The Diet Quality Index-International (DQI-I) was a second dietary measurement which focuses on four main aspects of a healthy diet (variety, adequacy, moderation, and overall balance). The score for each category is calculated as the sum of the scores for each component in that category. Overall food group variety including meat/poultry/fish/eggs/dairy/beans/grain/fruit/vegetable (0-15 points) and Within-group variety for protein source including meat/poultry/fish/dairy/beans/eggs (0–5 points) , protein sources, vegetable, fruit, grain, fiber, protein, iron, calcium, vitamin C group (0-5 points), moderation foods such as total fat, saturated fat, cholesterol, sodium and junk foods (0–30 points), macronutrient and fatty acid (0–10 points) (20). The total DQI-I score (ranging from 0 to 100 points) is the sum of the scores for the four categories.
Moreover, Phytochemical Index (PI), defined as the percentage of dietary calories derived from foods rich in phytochemicals including fruits, vegetables, whole grains, nuts, seeds, vegetable juices, soy products, olive oil.
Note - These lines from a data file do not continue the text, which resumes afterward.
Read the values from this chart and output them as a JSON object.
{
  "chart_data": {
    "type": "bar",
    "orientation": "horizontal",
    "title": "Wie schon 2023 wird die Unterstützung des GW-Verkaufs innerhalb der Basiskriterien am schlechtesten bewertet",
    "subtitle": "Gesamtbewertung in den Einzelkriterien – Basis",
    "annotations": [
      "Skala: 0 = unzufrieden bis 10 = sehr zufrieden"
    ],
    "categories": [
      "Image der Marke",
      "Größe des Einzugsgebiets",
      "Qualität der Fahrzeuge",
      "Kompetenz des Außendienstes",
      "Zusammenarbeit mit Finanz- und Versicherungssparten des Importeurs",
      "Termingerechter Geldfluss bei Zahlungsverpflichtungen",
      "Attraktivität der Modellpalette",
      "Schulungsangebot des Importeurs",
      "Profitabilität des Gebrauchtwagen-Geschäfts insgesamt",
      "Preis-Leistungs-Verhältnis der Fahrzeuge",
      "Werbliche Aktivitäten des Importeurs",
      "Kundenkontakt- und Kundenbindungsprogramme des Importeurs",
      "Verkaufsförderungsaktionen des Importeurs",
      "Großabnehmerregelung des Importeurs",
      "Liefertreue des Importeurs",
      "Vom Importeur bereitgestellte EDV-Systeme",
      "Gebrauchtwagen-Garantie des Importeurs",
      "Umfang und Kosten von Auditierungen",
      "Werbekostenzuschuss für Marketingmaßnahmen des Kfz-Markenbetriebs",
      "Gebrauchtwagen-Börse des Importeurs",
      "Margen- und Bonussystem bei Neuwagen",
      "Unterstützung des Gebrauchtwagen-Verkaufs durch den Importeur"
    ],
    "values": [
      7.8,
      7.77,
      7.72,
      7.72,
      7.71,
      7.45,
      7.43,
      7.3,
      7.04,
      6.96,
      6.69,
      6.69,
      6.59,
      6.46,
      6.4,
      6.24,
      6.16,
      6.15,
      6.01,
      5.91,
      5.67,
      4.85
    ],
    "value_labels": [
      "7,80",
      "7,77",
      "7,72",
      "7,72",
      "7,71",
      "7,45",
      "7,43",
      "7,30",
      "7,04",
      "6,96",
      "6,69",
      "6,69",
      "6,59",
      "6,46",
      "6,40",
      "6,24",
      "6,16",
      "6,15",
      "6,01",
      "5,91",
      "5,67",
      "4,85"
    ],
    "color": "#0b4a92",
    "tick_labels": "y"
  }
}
The dietary phytochemical index (DPI) was calculated based on the modified method previously developed by McCarty (21); [PI= (phytochemical-rich foods g/d/ total food intake g/d) ×100].
Biochemical assessment and genotyping
Venous blood samples were collected after 12-h overnight fasting. The total antioxidant capacity (TAC) of serum was measured by spectrophotometry. TAC measurement evaluates the overall power of all antioxidants in the body (21, 22) Serum enzymatic activity of superoxide dismutase (SOD), as an enzymatic antioxidant (22) was estimated by colorimetric method (Cayman Chemical Company, USA). Interleukin-18 (IL-18), Pentrexin-3 (PTX3), and 8-isoprostane F2α (PGF2α) were measured using ELISA method (Shanghai Crystal Day Biotech Co., Ltd). The sensitivity of IL-18 and PTX3 ELISA kit was 28 ng/ l and 0.05 ng/ml, respectively. Genomic DNA was isolated from whole blood using salting-out extraction method (23). Polymerase chain reaction (PCR) was used for genotyping the BDNF Val66met, followed by 8% polyacrylamide gel electrophoresis.
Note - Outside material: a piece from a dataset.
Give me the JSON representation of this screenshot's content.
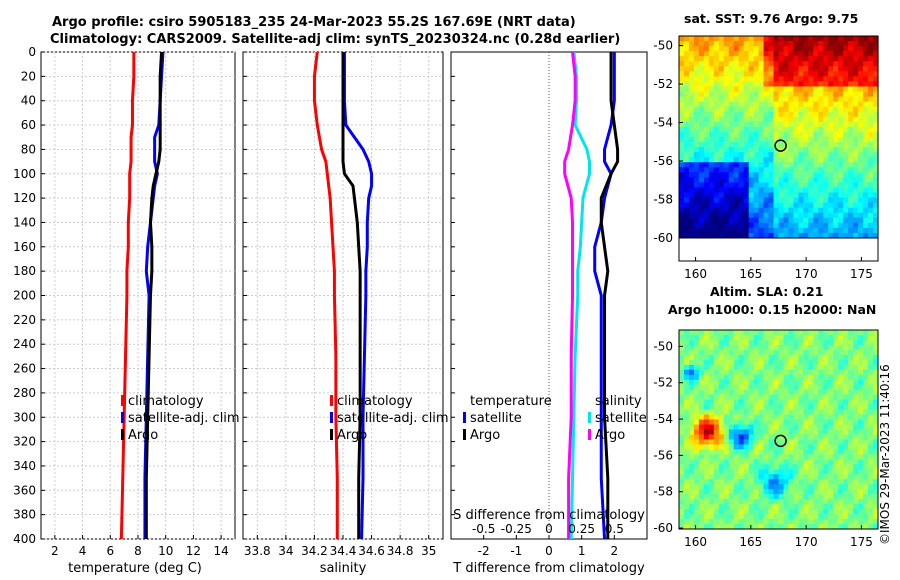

Normal distribution of data was measured using Kolmogorov–Simonov test. Logarithmic transformations were applied to variables with skewed distribution. The subjects were divided in to two genotype groups: Val/Val and Val/Met, Met/Met. The data were presented as frequency (%) for categorical variables and as mean ± SD for continuous variables.
Independent T-test was used to compare the quantitative variables between the two groups and chi-square test was used In order to compare the qualitative variables.
The association between diet quality indices and anthropometric or biochemical parameters were evaluated by one-way analysis of variance (ANOVA).
The interaction between BDNF Val/Met polymorphism and DEI, DQI, and PI on anthropometric indices, serum inflammatory, and oxidative stress markers were tested using analysis of covariance (ANCOVA) test in two multivariate interaction models, before and after adjustment for potential confounders including age, sexuality, smoking, alcohol consumption, and physical activity. The data were analyzed by IBM SPSS (SPSS Inc., Chicago, IL, USA, version 26) and P value < 0.05 was considered as statistically significant.